James largely laughed off the reprisals, telling reporters that "We certainly agree to disagree with the environmental movement."

Berman certainly agrees there's a split in the environmental movement, but challenges the notion that it's somehow broken with the NDP.

"I would say it's not true that the environmental movement has always rallied behind the NDP," she says. "I think it's fair to say that traditionally, the environmental vote has always gone to the left.

"I would say that it's the first time that so much environmental criticism has been targeted at the NDP."

As for the split in the movement, Berman thinks there's more a split in the NDP. People within the party, she says, have been calling her to say that they didn't support the move to "axe the gas tax," as James put it.

That assertion finds agreement with Andrew Weaver, a professor of Earth and Ocean Sciences at the University of Victoria.

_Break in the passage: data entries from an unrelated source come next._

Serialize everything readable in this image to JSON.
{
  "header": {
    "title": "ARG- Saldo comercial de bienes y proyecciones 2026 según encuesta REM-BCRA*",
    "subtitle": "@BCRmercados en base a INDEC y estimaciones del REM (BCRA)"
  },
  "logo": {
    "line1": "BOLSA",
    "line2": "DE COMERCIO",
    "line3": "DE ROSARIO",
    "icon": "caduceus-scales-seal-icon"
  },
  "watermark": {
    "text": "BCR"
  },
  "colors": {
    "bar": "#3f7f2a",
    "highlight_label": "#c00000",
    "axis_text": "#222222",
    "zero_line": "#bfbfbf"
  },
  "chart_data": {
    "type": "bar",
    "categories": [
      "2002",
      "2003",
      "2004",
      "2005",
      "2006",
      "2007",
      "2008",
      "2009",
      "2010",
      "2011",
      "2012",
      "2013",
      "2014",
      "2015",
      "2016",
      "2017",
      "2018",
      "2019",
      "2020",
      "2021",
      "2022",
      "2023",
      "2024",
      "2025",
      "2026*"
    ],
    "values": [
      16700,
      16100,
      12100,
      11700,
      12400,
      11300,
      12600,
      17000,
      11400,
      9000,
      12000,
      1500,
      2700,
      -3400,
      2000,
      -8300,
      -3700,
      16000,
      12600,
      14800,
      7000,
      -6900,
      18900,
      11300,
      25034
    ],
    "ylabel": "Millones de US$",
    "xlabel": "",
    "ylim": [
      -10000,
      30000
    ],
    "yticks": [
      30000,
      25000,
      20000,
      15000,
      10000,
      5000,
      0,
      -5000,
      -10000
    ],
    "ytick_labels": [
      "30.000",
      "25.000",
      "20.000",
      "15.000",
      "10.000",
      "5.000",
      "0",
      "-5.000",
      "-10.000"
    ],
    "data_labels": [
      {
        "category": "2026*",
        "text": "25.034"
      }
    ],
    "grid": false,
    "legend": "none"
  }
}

"I actually do not think there is a split in the environmental community, I think there is a split in the NDP," he says. "There are those within the NDP who are opposed to private electricity production and there are those who are concerned about the potential loss of union jobs. Rather than dealing with those issues up front, they're greenwashing them and claiming there's an ecological problem."

Joe Foy finds common ground

Not everyone in the environmental movement has turned against the NDP. The WCWC, for example, supports the carbon tax but feels the B.C. Liberals have their policies backwards on other issues.

Joe Foy, the WCWC's national campaign director, says his group didn't join the chorus condemning the NDP platform for a number of reasons: first off, they weren't asked to attend the press conference. Secondly, they wouldn't have gone if they were asked because there's a host of other issues they're focused on.

"We wouldn't have focused strictly on that issue," he says. "We're kind of pissed off about a whole variety of issues."

Chief among them is run-of-river hydro. Together with Rafe Mair and the Save Our Rivers Society, the WCWC ran a kind of province-wide counter-campaign against the B.C. Liberals and run-of-river projects.